Education reforms are passed despite opposition

15th December 2005, Comments 0 comments

15 December 2005, MADRID — Controversial reforms to Spain's educational system were approved by the lower house of parliament.

15 December 2005

MADRID — Controversial reforms to Spain's educational system were approved by the lower house of parliament.

The Organic Education Law was approved in the Congress by 184 votes to 134, with 7 abstentions in the Congress.

The government managed to get their reforms passed by calling on the support of six minority regional parties.

They will then go to the Senate or upper house, before finally being returned to the Congress and passing into law.

The government claims the reforms will improve primary and secondary education and bring Spain into line with the rest of Europe.

They have claimed the EUR 7 billion programme will allow regional governments more power to modify school curriculums, give school authorities more scope to decide school places and ensure children start learning a foreign language at a younger age.
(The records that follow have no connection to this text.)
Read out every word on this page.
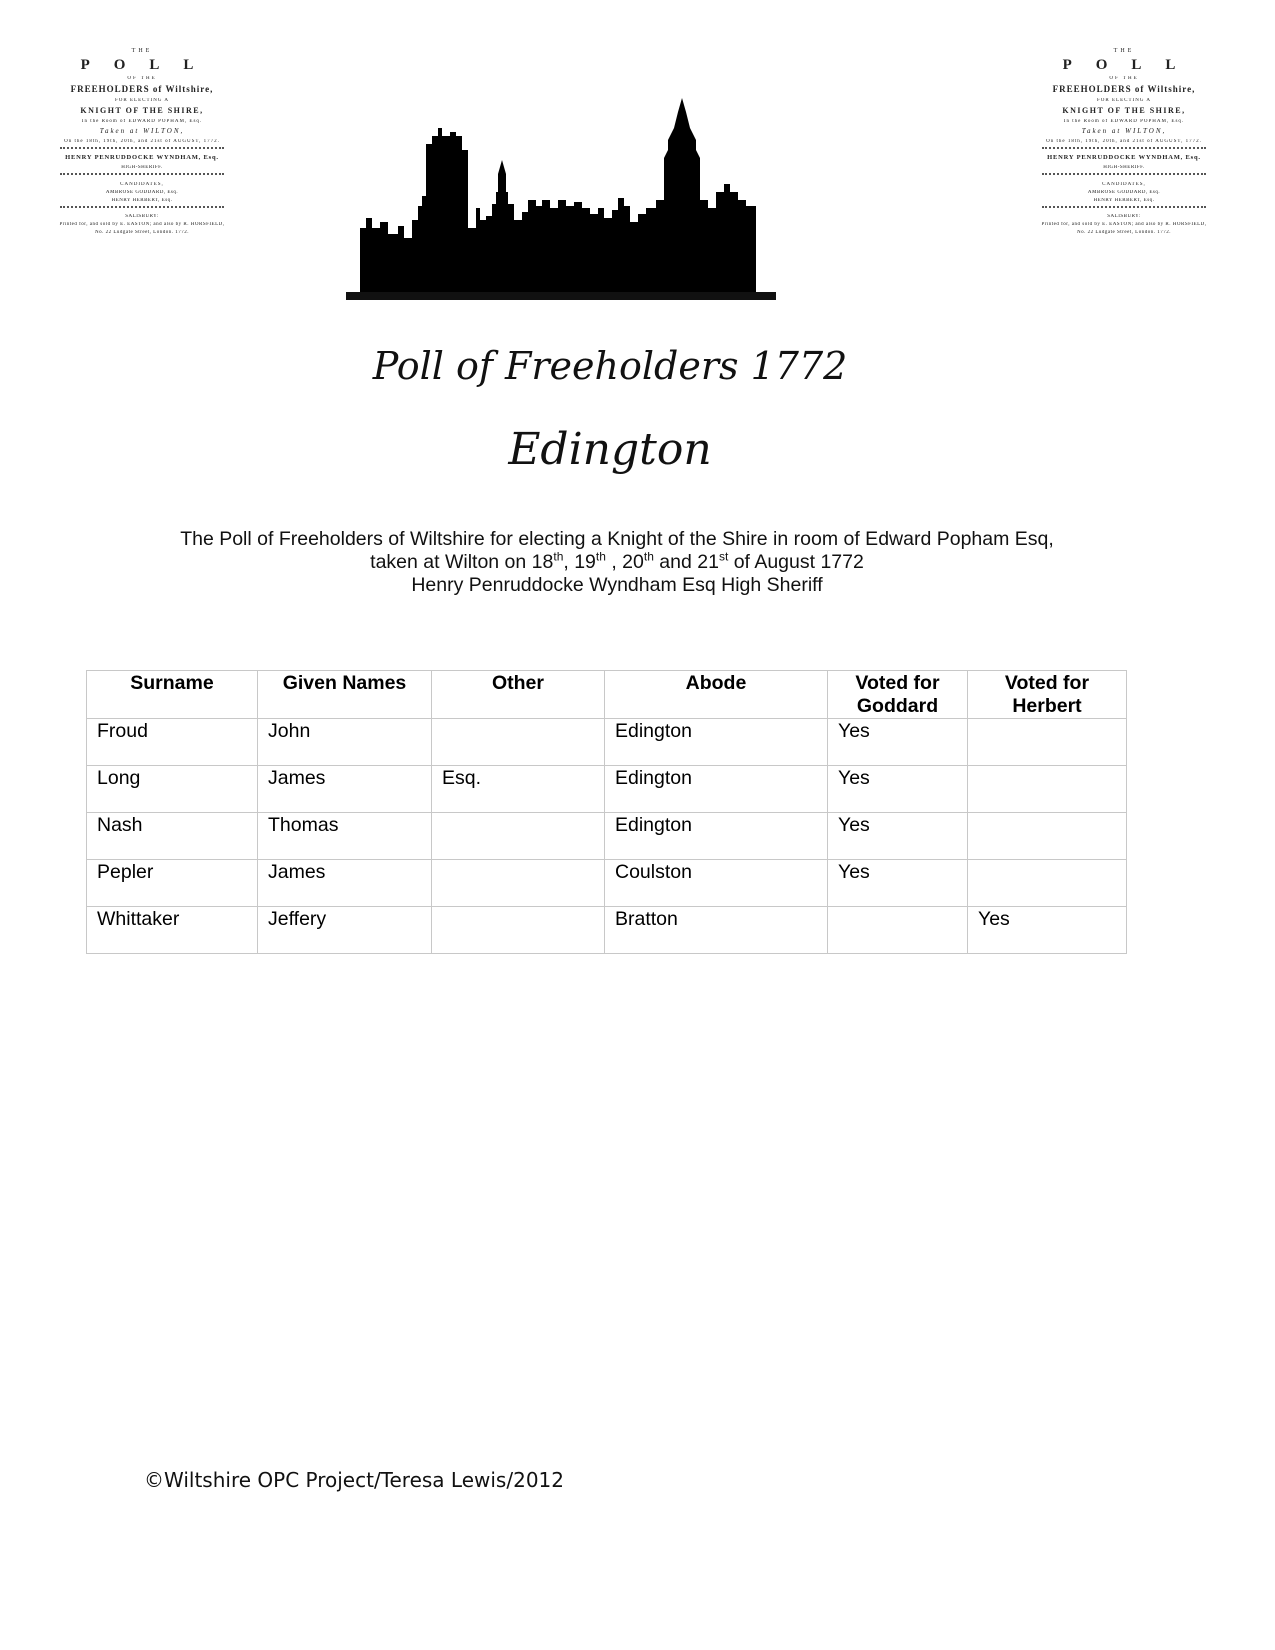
THE
POLL
OF THE
FREEHOLDERS of Wiltshire,
FOR ELECTING A
KNIGHT OF THE SHIRE,
In the Room of EDWARD POPHAM, Esq.
Taken at WILTON,
On the 18th, 19th, 20th, and 21st of AUGUST, 1772.
HENRY PENRUDDOCKE WYNDHAM, Esq.
HIGH-SHERIFF.
CANDIDATES,
AMBROSE GODDARD, Esq.
HENRY HERBERT, Esq.
SALISBURY:
Printed for, and sold by E. EASTON; and also by R. HORSFIELD,
No. 22 Ludgate Street, London. 1772.
THE
POLL
OF THE
FREEHOLDERS of Wiltshire,
FOR ELECTING A
KNIGHT OF THE SHIRE,
In the Room of EDWARD POPHAM, Esq.
Taken at WILTON,
On the 18th, 19th, 20th, and 21st of AUGUST, 1772.
HENRY PENRUDDOCKE WYNDHAM, Esq.
HIGH-SHERIFF.
CANDIDATES,
AMBROSE GODDARD, Esq.
HENRY HERBERT, Esq.
SALISBURY:
Printed for, and sold by E. EASTON; and also by R. HORSFIELD,
No. 22 Ludgate Street, London. 1772.
Poll of Freeholders 1772
Edington
The Poll of Freeholders of Wiltshire for electing a Knight of the Shire in room of Edward Popham Esq,
taken at Wilton on 18th, 19th , 20th and 21st of August 1772
Henry Penruddocke Wyndham Esq High Sheriff
Surname	Given Names	Other	Abode	Voted for Goddard	Voted for Herbert
Froud	John		Edington	Yes	
Long	James	Esq.	Edington	Yes	
Nash	Thomas		Edington	Yes	
Pepler	James		Coulston	Yes	
Whittaker	Jeffery		Bratton		Yes
©Wiltshire OPC Project/Teresa Lewis/2012
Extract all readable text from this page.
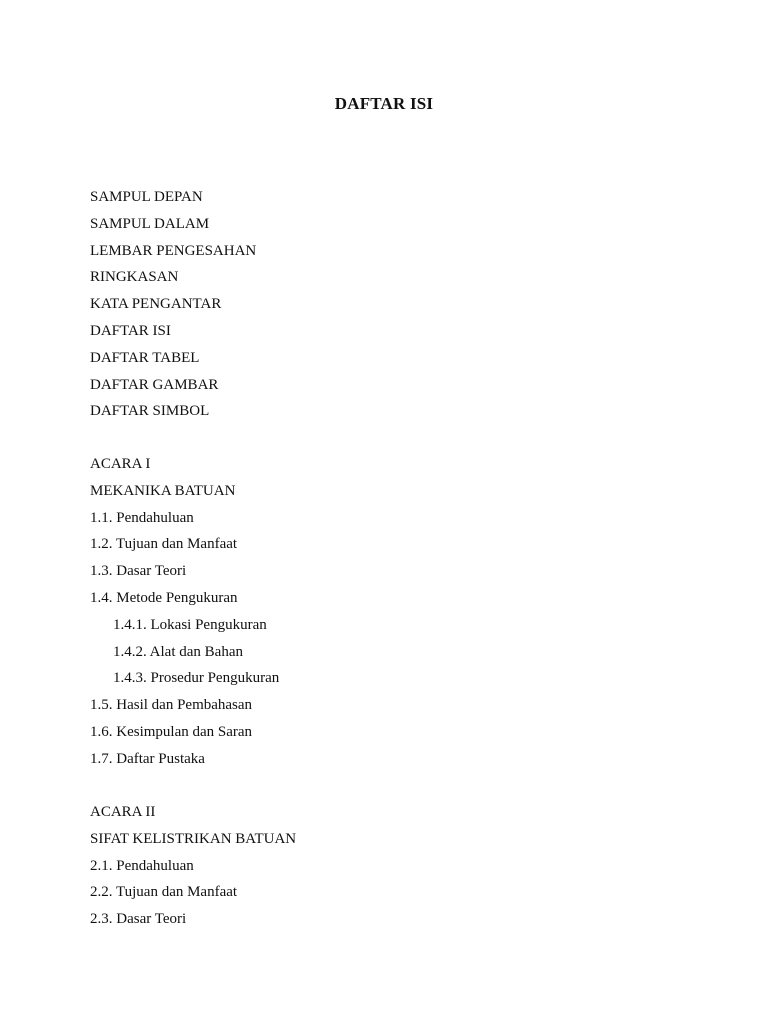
DAFTAR ISI
SAMPUL DEPAN
SAMPUL DALAM
LEMBAR PENGESAHAN
RINGKASAN
KATA PENGANTAR
DAFTAR ISI
DAFTAR TABEL
DAFTAR GAMBAR
DAFTAR SIMBOL
ACARA I
MEKANIKA BATUAN
1.1. Pendahuluan
1.2. Tujuan dan Manfaat
1.3. Dasar Teori
1.4. Metode Pengukuran
1.4.1. Lokasi Pengukuran
1.4.2. Alat dan Bahan
1.4.3. Prosedur Pengukuran
1.5. Hasil dan Pembahasan
1.6. Kesimpulan dan Saran
1.7. Daftar Pustaka
ACARA II
SIFAT KELISTRIKAN BATUAN
2.1. Pendahuluan
2.2. Tujuan dan Manfaat
2.3. Dasar Teori
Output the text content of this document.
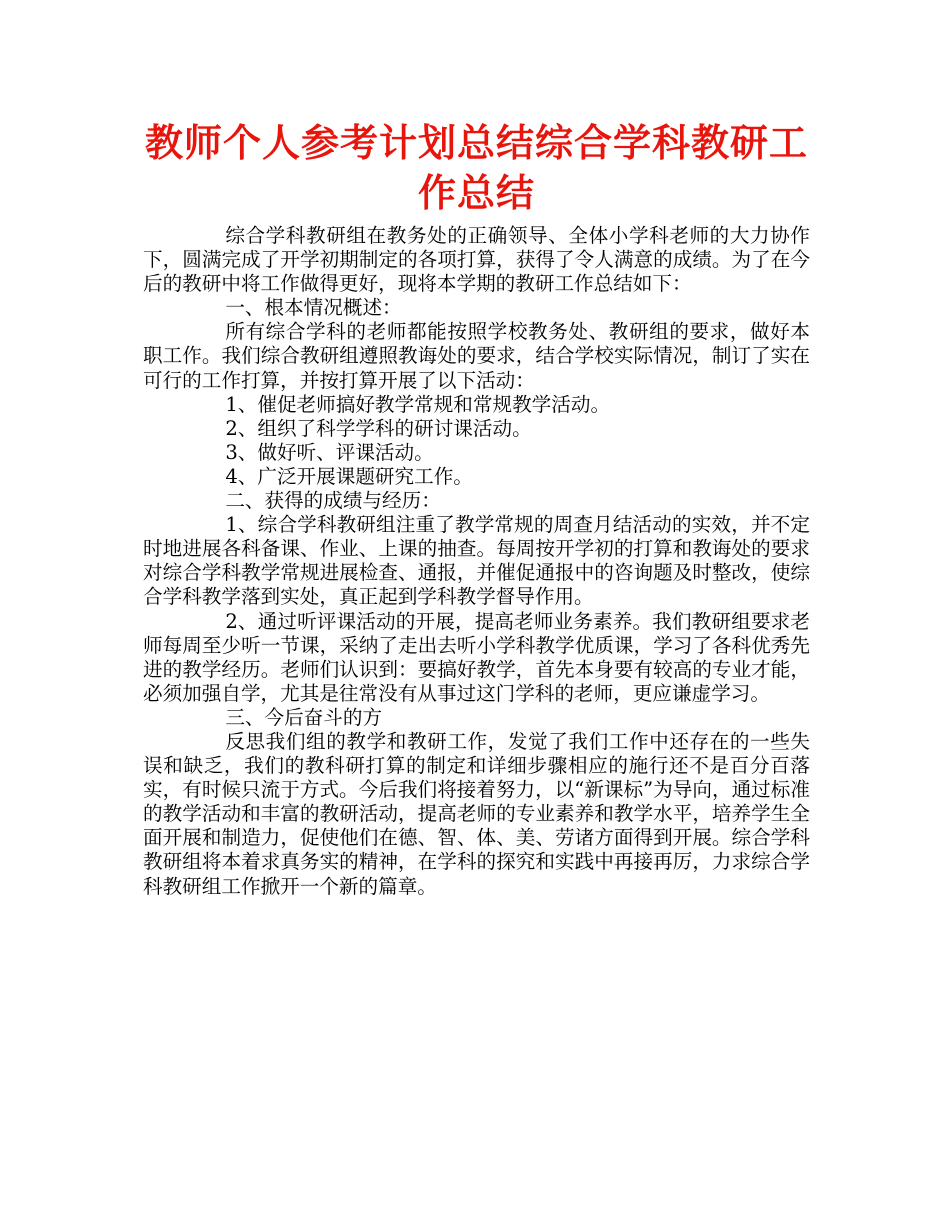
教师个人参考计划总结综合学科教研工作总结

综合学科教研组在教务处的正确领导、全体小学科老师的大力协作下，圆满完成了开学初期制定的各项打算，获得了令人满意的成绩。为了在今后的教研中将工作做得更好，现将本学期的教研工作总结如下：

一、根本情况概述：

所有综合学科的老师都能按照学校教务处、教研组的要求，做好本职工作。我们综合教研组遵照教诲处的要求，结合学校实际情况，制订了实在可行的工作打算，并按打算开展了以下活动：

1、催促老师搞好教学常规和常规教学活动。

2、组织了科学学科的研讨课活动。

3、做好听、评课活动。

4、广泛开展课题研究工作。

二、获得的成绩与经历：

1、综合学科教研组注重了教学常规的周查月结活动的实效，并不定时地进展各科备课、作业、上课的抽查。每周按开学初的打算和教诲处的要求对综合学科教学常规进展检查、通报，并催促通报中的咨询题及时整改，使综合学科教学落到实处，真正起到学科教学督导作用。

2、通过听评课活动的开展，提高老师业务素养。我们教研组要求老师每周至少听一节课，采纳了走出去听小学科教学优质课，学习了各科优秀先进的教学经历。老师们认识到：要搞好教学，首先本身要有较高的专业才能，必须加强自学，尤其是往常没有从事过这门学科的老师，更应谦虚学习。

三、今后奋斗的方

反思我们组的教学和教研工作，发觉了我们工作中还存在的一些失误和缺乏，我们的教科研打算的制定和详细步骤相应的施行还不是百分百落实，有时候只流于方式。今后我们将接着努力，以“新课标”为导向，通过标准的教学活动和丰富的教研活动，提高老师的专业素养和教学水平，培养学生全面开展和制造力，促使他们在德、智、体、美、劳诸方面得到开展。综合学科教研组将本着求真务实的精神，在学科的探究和实践中再接再厉，力求综合学科教研组工作掀开一个新的篇章。
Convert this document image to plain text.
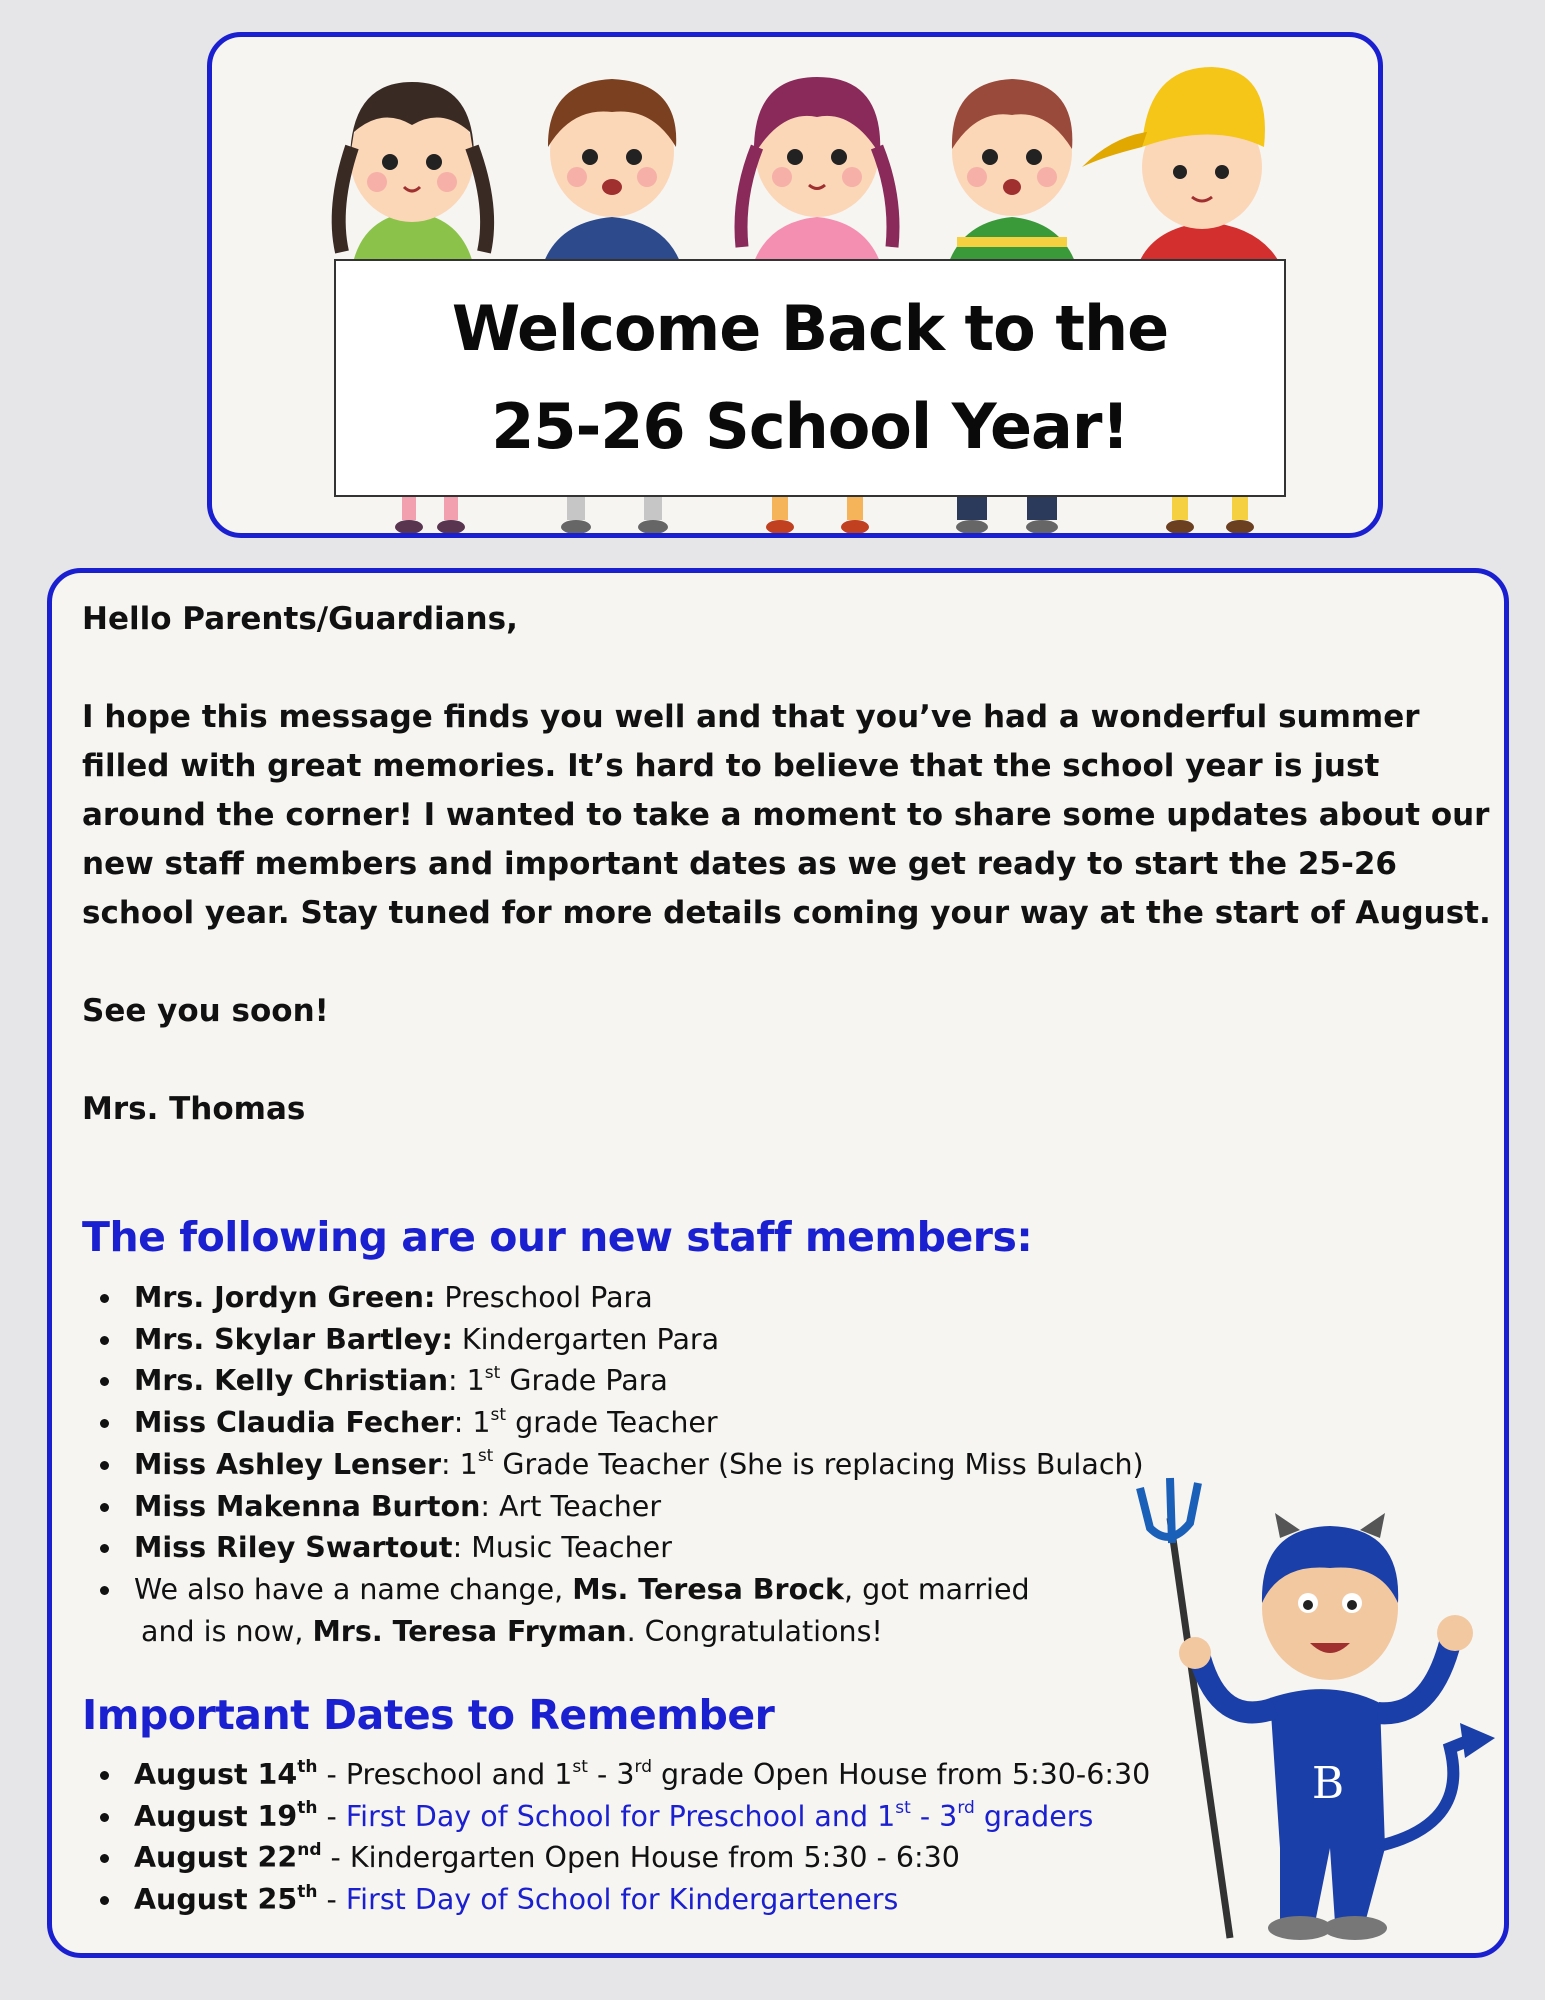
Welcome Back to the
25-26 School Year!

Hello Parents/Guardians,

I hope this message finds you well and that you’ve had a wonderful summer filled with great memories. It’s hard to believe that the school year is just around the corner! I wanted to take a moment to share some updates about our new staff members and important dates as we get ready to start the 25-26 school year. Stay tuned for more details coming your way at the start of August.

See you soon!

Mrs. Thomas

The following are our new staff members:
Mrs. Jordyn Green: Preschool Para
Mrs. Skylar Bartley: Kindergarten Para
Mrs. Kelly Christian: 1st Grade Para
Miss Claudia Fecher: 1st grade Teacher
Miss Ashley Lenser: 1st Grade Teacher (She is replacing Miss Bulach)
Miss Makenna Burton: Art Teacher
Miss Riley Swartout: Music Teacher
We also have a name change, Ms. Teresa Brock, got married
and is now, Mrs. Teresa Fryman. Congratulations!
Important Dates to Remember
August 14th - Preschool and 1st - 3rd grade Open House from 5:30-6:30
August 19th - First Day of School for Preschool and 1st - 3rd graders
August 22nd - Kindergarten Open House from 5:30 - 6:30
August 25th - First Day of School for Kindergarteners
B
But the conservative opposition Popular Party (PP) along with the Catholic Church, students groups and teaching unions oppose the measures for a variety of reasons.

Last month, members of the PP, the Church and Catholic groups called a demonstration in Madrid against the proposed law.

They object to part of the law which would make religious education optional not obligatory and no longer a graded subject.

And they oppose another measure which will also change the financial framework for public-funded schools run by the Catholic Church.

The left-wing National Students Union also protested against the reforms claiming they would lead to a more selective education system.

They want the government to promise there will be more investment in public education, which would mean spending seven percent of the national gross product on education and two percent on university education.

Teachers unions also supported these claims.

After a series of protests, the government made a number of minor amendments to the bill, none of which satisfied the PP and Catholic groups.